Objective Painful small fibre neuropathy (SFN) represents a significant public health problem, with no cause apparent in one-half of cases (termed idiopathic, I-SFN). Gain-of-function mutations of sodium channel Na(V)1.7 have recently been identified in nearly 30% of patients with biopsy-confirmed I-SFN. More recently, gain-of-function mutations of Na(V)1.8 have been found in patients with I-SFN. These Na(V)1.8 mutations accelerate recovery from inactivation, enhance the response to slow depolarisations, and enhance activation at the channel level, thereby producing hyperexcitability of small dorsal root ganglion (DRG) neurons, which include nociceptors, at the cellular level.
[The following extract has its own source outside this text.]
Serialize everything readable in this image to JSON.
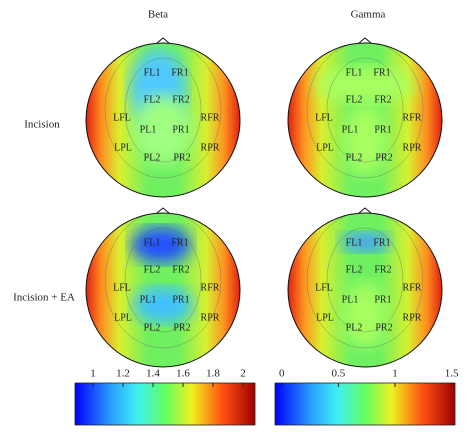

Identification and functional profiling of additional Na(V)1.8 variants are necessary to determine the spectrum of changes in channel properties that underlie DRG neuron hyperexcitability in these patients. Methods Two patients with painful SFN were evaluated by skin biopsy, quantitative sensory testing, nerve conduction studies, screening of genomic DNA for mutations in SCN9A and SCN10A and electrophysiological functional analysis. Results A novel sodium channel Na(V)1.8 mutation G1662S was identified in both patients. Voltage-clamp analysis revealed that the Na(V)1.8/G1662S substitution impairs fast-inactivation, depolarising the midpoint (V-1/2) by approximately 7 mV. Expression of G1662S mutant channels within DRG neurons rendered these cells hyperexcitable. Conclusions We report for the first time a mutation of Na(V)1.8 which impairs inactivation, in patients with painful I-SFN. Together with our earlier results, our observations indicate that an array of Na(V)1.8 mutations, which affect channel function in multiple ways, can contribute to the pathophysiology of painful peripheral neuropathy.